Keeler: KU star Wiggins lets his game do all the talking

Keeler: KU star Wiggins lets his game do all the talking

Published Sep. 25, 2013 8:43 p.m. ET

LAWRENCE, Kan. -- He was thoughtful, courteous and succinct. But mostly succinct.

Andrew Wiggins, who turns 19 next February, is an athlete of the Twitter generation, for the Twitter generation. One-hundred and forty characters, baby. Rarely more. Often less.

Ergo, many of the exchanges between Kansas' freshman superstar and wave after wave of camera jockeys during the Jayhawks' Media Day at Allen Fieldhouse went a lot like this:

Reporter: What are expectations for this team? What's the ceiling?

Wiggins: Be the best, hopefully. That's the main goal for all of us, I know, is to win the national championship.


(Characters: 104)

Reporter: Coach Self says you're an alpha dog. Are you comfortable with being an alpha dog?

Wiggins: Yeah, I'm comfortable. I think I could.

(Characters: 39)

Reporter: You have any surprises planned for Late Night In The Phog next Friday?

Wiggins: No. I don't know. (Smiles slightly)

(Characters: 17)

Et cetera, et cetera. Now don't get the wrong idea here: The exchanges were pleasant, at least as far as reporter-future gazillionaire exchanges go. Plus, the dude was fighting a cold. Being asked the same question every five minutes or so while you're sick will tax anyone's sanity -- even an 18-year-old who happens to be wise beyond his years.

And, besides, it's not just us.

"I'd heard he was a quiet kid," sophomore guard Andrew White III said of the nation's No. 1 high school recruit. "I heard he wasn't too cocky. And when he got here, he didn't say a whole lot. Very quiet. And that's going to take him a long way.

"He has the (credentials) to be what some would consider a jerk. But he came in, he was a quiet kid, very respectful. He listens. Listens to me. And so I think that's really going to help him along the way. Just because that whole status that he has hasn't gotten to his head at all."

A jerk, he isn't. A sweet enigma, he is. The 6-foot-8 wing from Canada is the most ballyhooed true freshman to suit up for the home side at The Phog since Larry Brown brought Danny Manning into the fold a generation ago.

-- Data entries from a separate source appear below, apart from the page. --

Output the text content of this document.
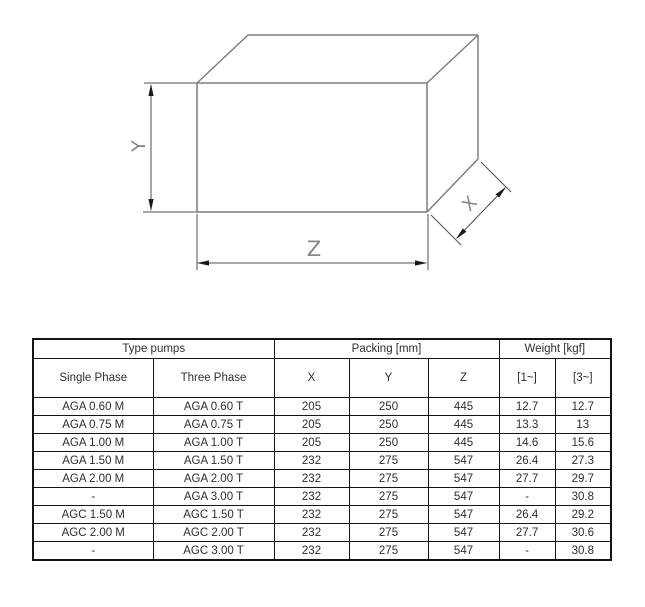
Y
Z
X
Type pumps		Packing [mm]			Weight [kgf]	
Single Phase	Three Phase	X	Y	Z	[1~]	[3~]
AGA 0.60 M	AGA 0.60 T	205	250	445	12.7	12.7
AGA 0.75 M	AGA 0.75 T	205	250	445	13.3	13
AGA 1.00 M	AGA 1.00 T	205	250	445	14.6	15.6
AGA 1.50 M	AGA 1.50 T	232	275	547	26.4	27.3
AGA 2.00 M	AGA 2.00 T	232	275	547	27.7	29.7
-	AGA 3.00 T	232	275	547	-	30.8
AGC 1.50 M	AGC 1.50 T	232	275	547	26.4	29.2
AGC 2.00 M	AGC 2.00 T	232	275	547	27.7	30.6
-	AGC 3.00 T	232	275	547	-	30.8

Wiggins carries the kind of tools that already drive NBA scouts bonkers: a 44-inch vertical leap, a 7-foot wingspan, a skeleton made of pure adamantium and a set of giant unbreakable claws that pop out of his knuckles on command.

OK, so we made those last two up. But the world has been told that watching Wiggins is like watching what LeBron James would have looked like if he were tearing up the Big 12 as a teenager -- which is either a fantastic compliment or a potentially crushing set of expectations, depending on your perspective.

As bars go, the one set for the 2013 Naismith High School Player of the Year, rightly or wrongly, starts somewhere between the stratosphere and the moon. Take it or leave it.

"He's very talented and has a ton of potential, but he's just a freshman," coach Bill Self noted. "He's going to find his way, like everyone else.

"The expectations that have been put on him by outside factors or media members comparing him to this person or that person are really not fair at all. He has a chance to become a great player. I would not say he's a great player yet, but a great prospect. And hopefully, he will develop in a way where he can become a great player quickly."

Hopefully. Wiggins may walk on air, kids, but he doesn't walk on water.

"There's pressure," the teen said, matter-of-factly. "But for me, it's just, like, motivation pressure. People are always giving me big shoes to fill, and I'm just trying my best to fill them.

"I think I'll be good. I have great parents; they taught me a lot. They kept me level-headed all this time. I'm a big believer in God. So I think nothing will get to me too much, where I can't handle it."

Nothing? Not Ames? Not Manhattan? Not Stillwater?

"I don't really care what a lot of other people say," said Wiggins, whose Jayhawks lift the lid with an exhibition on Oct. 29 and open the regular season versus Louisiana-Monroe on Nov. 8. "It doesn't really faze me like that. The best way to just avoid that is to just keep playing good."

Because nothing silences thousands of haters quite like stone-cold, jaw-dropping excellence. White's favorite holy-expletive Wiggins moment to date hails from early in the summer, during a scrappy live scrimmage, around the time the young Canuck's dunk over Cole Aldrich got plastered all over the interwebs.

"He drove to the basket and went up for a layup and missed," Wiggins' teammate recounted.

"And his second jump was higher than his first jump. And I've never seen somebody miss a layup and get a rebound and jump up so quick -- that's when I knew he had that next level of athleticism.

"That's something I had never seen, (and) I had seen pro guys. And a lot of people wouldn't notice it, but when he went in there and missed that shot and the quickness that he came off the ground with ... he's going to catch a lot of people this year with that second jump."

And with that, White grinned broadly. Knowingly. The game defies words, logic and gravity. But mostly gravity.